The approval process is dominated by industry’s own studies and it is not rare that a substance approved for use is later discovered to be a mutagen or a carcinogen. Take the most used herbicide world-wide: glyphosate residues of which are nowadays in food, beer or human blood. This seems unbelievable: a substance killing everything green should not be possible to use during the plant growth – how comes it is still in our food? Of course there are “Roundup-ready” GMOs common in US, but these are not allowed in EU and as far as my knowledge goes indeed not grown here. Take a look at the package of “Roundup gold” herbicide however and you will find advise how to spray the crop before harvesting. When crop is ripe it still can be spread over with glyphosate. The latter, though luckily not nearly as persistent in environment as “good” old DDT and other chlorinated organic pesticides, still does not degrade as quickly as many think it does. So it is not surprising to find it in our blood and urine.
Again – what is wrong with having glyphosate in your blood? After all, it is for killing plants, not animals like us. Alas, the substance is not harmless to animals, humans included. International Agency for Research on Cancer has found glyphosate to be probably carcinogenic to humans. The overall evaluation was based on finding of sufficient evidence of pure glyphosate causing cancer in animal experiments, strong evidence of DNA damage, and limited evidence of glyphosate formulations causing cancer in humans in real world exposures. According to precautionary principle this should be sufficient to ban the stuff in EU.
Regrettably however the EU decision-making has not followed the precautionary principle. European Food Safety Authority and European Chemical Agency have relied heavily on industry’s own data and discarded lot of independent science as “irrelevant”. Not surprisingly they found glyphosate not to be a cause of concern. Pressed by European citizens the Commission has last year renewed authorisation for use of glyphosate for just a year but now long-term re-authorisation is on the table again.

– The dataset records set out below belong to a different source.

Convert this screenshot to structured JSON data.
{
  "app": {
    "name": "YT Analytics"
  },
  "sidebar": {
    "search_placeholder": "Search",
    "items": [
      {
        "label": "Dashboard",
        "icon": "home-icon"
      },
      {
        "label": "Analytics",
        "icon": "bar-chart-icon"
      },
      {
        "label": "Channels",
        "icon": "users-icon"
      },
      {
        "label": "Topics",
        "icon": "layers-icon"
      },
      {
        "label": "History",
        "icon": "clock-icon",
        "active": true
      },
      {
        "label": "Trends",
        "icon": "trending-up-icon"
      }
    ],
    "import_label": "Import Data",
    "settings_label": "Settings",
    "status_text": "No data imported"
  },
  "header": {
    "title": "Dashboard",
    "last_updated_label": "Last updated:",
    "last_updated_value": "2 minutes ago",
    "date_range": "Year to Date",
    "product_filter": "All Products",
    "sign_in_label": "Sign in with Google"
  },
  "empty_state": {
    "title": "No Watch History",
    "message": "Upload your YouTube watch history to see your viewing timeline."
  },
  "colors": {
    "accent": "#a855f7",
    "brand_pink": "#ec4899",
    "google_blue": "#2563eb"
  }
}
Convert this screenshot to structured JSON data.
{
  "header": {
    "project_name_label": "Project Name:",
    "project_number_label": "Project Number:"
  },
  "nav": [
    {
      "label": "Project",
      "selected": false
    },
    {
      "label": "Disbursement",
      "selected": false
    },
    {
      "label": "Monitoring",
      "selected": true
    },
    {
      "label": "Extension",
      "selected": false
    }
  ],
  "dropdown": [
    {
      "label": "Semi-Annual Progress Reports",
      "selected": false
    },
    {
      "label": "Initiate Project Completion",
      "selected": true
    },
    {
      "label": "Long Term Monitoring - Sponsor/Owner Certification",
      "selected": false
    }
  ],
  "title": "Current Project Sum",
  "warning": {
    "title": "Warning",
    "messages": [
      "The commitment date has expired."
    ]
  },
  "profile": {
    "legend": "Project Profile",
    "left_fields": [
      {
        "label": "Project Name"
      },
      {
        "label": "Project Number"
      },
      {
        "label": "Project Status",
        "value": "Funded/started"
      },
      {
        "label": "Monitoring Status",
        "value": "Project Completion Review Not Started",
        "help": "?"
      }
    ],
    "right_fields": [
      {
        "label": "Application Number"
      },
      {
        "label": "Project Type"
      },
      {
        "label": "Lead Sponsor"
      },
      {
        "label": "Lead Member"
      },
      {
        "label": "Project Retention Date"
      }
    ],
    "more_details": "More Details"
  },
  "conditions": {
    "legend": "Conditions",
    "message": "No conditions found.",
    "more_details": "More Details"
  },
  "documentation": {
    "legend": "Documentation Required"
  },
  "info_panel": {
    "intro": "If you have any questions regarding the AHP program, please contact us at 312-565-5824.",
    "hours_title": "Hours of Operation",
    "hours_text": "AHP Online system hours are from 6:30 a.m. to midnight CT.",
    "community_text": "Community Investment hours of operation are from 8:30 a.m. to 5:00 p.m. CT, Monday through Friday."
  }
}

The systemic problems with pesticides are not limited to one substance. Endocrine disruption is known to be another problem with pesticides. The Commission has – after a delay of three years – finally unveiled the draft scientific criteria of endocrine disruption last year. The document is an industry’s dream, and something that will not protect our health and environment from the dangers created by pesticide use. Why should one then trust the policy that in effect promotes use of pesticides?
While there are definitely good sides of the CAP, their budget is minuscule and completely dwarfed by the direct payments. “Greening” does not work and could rather be called “green-washing”. Most absurd is the clause permitting use of pesticides in the so called “ecological focus areas”. While exceptional use of herbicides in dealing with invasive alien species like Giant Hogweed can be viewed as a lesser evil, calling monoculture routinely spread over with pesticides an “ecological focus area” is a complete hypocrisy.
The Commissioner for agriculture has recently tried to win back the trust of environmentally sensitive public by proposing ban of pesticides in ecological focus areas. This would be indeed a step in right direction, albeit only a small one. This modest proposal however has met a staunch resistance – COMAGRI voted it down on May 30. Apparently it is not possible to cure the CAP with cosmetic improvements – the policy needs a radical reform.